Consequently, ECB could do little on deposit rate front and the aggressive easing stance has to be put forward via other tools, preferably QE.

Markets do expect ECB to expand its QE program, but that may not have been priced-in, which is why EUR/USD refused to drop in the last few days and in fact attempted to break above its 200-DMA.

Stage set for ECB over delivery

  • Markets expectations regarding ECB action are quite limited this time. Hence, even a slightest of aggressive action could result in a sharp fall in EUR.

  • Oil is on the rise. The last week’s positioning data revealed bullish oil bets are at record highs. Thus, timing is perfect for the ECB to press the easing button as falling EUR amid rising oil could help bank achieved inflation target earlier than anticipated. (Higher oil and weaker EUR translates to a much faster rise in imported inflation).

  • Fed is widely expected to come out dovish next week, hence there is a risk of a sharp rally in EUR if the ECB under delivers.

Impact on EUR/GBP

Daily Chart

EURGBP

  • The cross is finding support around 0.7705 (23.6% fibo of 0.6981-0.7928) after having come-off its multi –month high and in process having breached the rising trend line seen on the daily chart.

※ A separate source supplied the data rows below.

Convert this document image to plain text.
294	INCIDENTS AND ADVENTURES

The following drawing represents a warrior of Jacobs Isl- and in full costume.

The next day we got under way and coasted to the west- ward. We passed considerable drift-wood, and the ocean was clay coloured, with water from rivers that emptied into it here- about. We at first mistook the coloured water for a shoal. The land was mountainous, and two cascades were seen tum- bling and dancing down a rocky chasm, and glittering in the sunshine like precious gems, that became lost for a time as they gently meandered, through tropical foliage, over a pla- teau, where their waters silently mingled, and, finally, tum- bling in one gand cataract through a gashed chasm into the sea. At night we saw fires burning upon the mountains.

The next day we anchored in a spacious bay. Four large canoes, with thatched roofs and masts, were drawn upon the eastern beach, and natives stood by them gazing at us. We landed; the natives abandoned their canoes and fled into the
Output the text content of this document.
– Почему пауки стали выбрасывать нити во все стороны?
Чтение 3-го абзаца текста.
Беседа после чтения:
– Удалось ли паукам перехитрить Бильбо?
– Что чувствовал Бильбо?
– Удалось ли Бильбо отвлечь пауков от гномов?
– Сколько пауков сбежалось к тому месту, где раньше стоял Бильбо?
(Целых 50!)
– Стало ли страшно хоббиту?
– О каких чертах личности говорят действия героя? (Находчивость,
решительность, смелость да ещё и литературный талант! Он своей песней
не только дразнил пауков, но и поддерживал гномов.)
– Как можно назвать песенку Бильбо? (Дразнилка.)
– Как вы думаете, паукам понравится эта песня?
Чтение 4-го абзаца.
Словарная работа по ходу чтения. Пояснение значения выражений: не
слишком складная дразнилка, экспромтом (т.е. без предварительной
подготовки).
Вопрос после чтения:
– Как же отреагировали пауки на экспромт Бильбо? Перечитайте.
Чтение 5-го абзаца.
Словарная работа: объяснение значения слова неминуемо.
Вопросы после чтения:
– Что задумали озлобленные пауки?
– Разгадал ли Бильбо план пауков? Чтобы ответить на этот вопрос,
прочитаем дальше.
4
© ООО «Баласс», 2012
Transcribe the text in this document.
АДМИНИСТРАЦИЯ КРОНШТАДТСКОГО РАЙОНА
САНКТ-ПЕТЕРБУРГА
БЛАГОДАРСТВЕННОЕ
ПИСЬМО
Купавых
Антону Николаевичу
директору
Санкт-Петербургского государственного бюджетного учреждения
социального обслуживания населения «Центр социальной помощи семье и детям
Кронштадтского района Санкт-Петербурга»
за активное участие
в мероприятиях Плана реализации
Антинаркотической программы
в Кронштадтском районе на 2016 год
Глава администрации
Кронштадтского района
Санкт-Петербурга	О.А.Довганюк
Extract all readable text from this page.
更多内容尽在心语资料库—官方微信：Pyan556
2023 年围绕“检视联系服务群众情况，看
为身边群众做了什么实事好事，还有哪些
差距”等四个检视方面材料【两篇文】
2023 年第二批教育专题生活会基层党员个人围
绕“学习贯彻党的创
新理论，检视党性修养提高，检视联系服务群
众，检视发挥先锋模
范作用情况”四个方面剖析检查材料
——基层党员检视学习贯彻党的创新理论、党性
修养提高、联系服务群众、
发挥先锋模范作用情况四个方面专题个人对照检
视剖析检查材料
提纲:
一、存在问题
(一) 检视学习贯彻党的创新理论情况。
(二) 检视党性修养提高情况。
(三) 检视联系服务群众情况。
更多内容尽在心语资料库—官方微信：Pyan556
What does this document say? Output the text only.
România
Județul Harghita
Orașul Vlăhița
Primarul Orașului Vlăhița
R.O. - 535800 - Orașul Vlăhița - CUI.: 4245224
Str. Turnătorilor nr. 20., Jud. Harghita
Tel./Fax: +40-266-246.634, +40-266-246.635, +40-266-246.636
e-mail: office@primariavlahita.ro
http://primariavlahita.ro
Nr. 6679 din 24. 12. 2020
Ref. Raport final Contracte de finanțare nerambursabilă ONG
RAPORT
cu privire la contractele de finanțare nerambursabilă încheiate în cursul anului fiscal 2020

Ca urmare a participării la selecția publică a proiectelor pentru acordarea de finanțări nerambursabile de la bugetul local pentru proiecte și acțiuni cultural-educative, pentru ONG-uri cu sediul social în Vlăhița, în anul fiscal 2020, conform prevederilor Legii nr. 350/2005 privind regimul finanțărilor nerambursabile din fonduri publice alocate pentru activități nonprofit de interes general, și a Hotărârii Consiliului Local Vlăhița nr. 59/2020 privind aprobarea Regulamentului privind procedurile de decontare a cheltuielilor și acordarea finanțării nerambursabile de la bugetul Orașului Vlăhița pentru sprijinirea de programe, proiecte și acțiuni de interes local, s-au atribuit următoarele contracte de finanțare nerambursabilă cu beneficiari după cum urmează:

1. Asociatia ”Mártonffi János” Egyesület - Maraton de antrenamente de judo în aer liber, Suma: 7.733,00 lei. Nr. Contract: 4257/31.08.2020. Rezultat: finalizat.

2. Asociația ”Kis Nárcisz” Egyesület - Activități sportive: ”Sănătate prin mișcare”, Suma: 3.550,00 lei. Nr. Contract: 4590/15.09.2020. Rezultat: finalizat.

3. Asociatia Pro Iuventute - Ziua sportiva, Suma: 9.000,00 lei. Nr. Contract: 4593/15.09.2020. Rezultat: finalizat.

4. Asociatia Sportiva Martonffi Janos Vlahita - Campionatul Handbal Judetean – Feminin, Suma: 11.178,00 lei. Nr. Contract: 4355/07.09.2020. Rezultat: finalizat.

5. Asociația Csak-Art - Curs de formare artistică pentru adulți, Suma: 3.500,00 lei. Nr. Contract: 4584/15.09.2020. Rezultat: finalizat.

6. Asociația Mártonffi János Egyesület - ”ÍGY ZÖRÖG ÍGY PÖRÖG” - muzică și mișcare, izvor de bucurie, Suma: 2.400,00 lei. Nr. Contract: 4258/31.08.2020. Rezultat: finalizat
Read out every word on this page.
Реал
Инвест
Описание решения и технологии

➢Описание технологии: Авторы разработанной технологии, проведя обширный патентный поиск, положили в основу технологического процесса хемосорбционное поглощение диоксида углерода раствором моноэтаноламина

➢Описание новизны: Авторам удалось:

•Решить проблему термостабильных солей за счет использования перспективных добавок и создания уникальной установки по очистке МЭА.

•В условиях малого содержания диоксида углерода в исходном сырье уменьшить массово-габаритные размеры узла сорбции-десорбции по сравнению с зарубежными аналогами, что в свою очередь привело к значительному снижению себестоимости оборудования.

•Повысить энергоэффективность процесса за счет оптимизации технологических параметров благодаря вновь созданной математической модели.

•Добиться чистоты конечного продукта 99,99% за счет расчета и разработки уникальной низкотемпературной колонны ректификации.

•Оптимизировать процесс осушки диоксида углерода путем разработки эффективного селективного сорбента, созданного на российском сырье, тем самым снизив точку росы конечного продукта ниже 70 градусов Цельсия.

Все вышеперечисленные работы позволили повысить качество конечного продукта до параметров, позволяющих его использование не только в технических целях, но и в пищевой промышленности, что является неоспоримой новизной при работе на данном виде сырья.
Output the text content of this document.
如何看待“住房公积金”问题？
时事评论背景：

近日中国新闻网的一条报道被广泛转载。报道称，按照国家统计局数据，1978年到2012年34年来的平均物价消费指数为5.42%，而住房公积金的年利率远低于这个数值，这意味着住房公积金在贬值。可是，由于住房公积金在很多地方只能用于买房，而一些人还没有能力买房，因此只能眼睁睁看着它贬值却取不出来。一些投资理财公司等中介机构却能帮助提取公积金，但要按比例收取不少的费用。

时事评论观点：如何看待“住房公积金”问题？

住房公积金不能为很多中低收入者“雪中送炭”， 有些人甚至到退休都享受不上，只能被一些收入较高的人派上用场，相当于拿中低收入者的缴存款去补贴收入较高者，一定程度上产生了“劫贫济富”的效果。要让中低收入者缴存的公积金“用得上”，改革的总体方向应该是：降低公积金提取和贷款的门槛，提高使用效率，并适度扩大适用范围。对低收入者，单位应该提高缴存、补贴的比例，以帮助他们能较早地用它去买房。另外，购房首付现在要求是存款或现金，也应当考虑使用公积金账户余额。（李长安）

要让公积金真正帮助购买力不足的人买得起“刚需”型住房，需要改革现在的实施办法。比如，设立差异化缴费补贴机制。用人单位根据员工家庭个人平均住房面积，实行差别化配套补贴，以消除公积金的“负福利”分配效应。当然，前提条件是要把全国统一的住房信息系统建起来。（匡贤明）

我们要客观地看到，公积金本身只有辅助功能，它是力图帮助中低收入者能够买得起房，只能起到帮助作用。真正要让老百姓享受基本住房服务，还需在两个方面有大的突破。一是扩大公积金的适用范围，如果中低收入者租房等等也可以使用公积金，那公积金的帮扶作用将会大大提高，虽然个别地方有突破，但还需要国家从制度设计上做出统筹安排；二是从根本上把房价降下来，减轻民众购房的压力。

  • An ultra dovish ECB risks sending the EUR/GBP cross all the way down to 0.7547 (38.2% fibo of 0.6981-0.7928) in the next few days.

  • On the other hand, ECB under delivery may see the cross jump above 0.7848 (50% Fibo of 0.8766-0.6931) in the next few days and move towards latest cyclical high of 0.7928.

Going by the chart alone

  • A rebound from 0.7705 (23.6% fibo of 0.6981-0.7928) followed by a break above rising trend line resistance seen around 0.7790 would shift risk in favor of a rise to 0.7848

  • On the other hand, a break below 0.7681 (weekly 10-MA) could see the pair drift lower to 0.7630, which if breached on the daily closing basis would mean increased odds of a drop to 0.7565 (weekly 100-MA) – 0.7547 (38.2% fibo of 0.6981-0.7928).

EUR/GBP bears need to be cautious as the cross risks sharp recovery (from post ECB easing lows), if Brexit fears make a comeback.

UK side of the story is not impressive. Brexit fears can make a comeback anytime, while the forward looking (PMI) domestic demand has been disappointing. Consequently, if the ECB under delivers, the resulting gains in the EUR/GBP cross could be massive.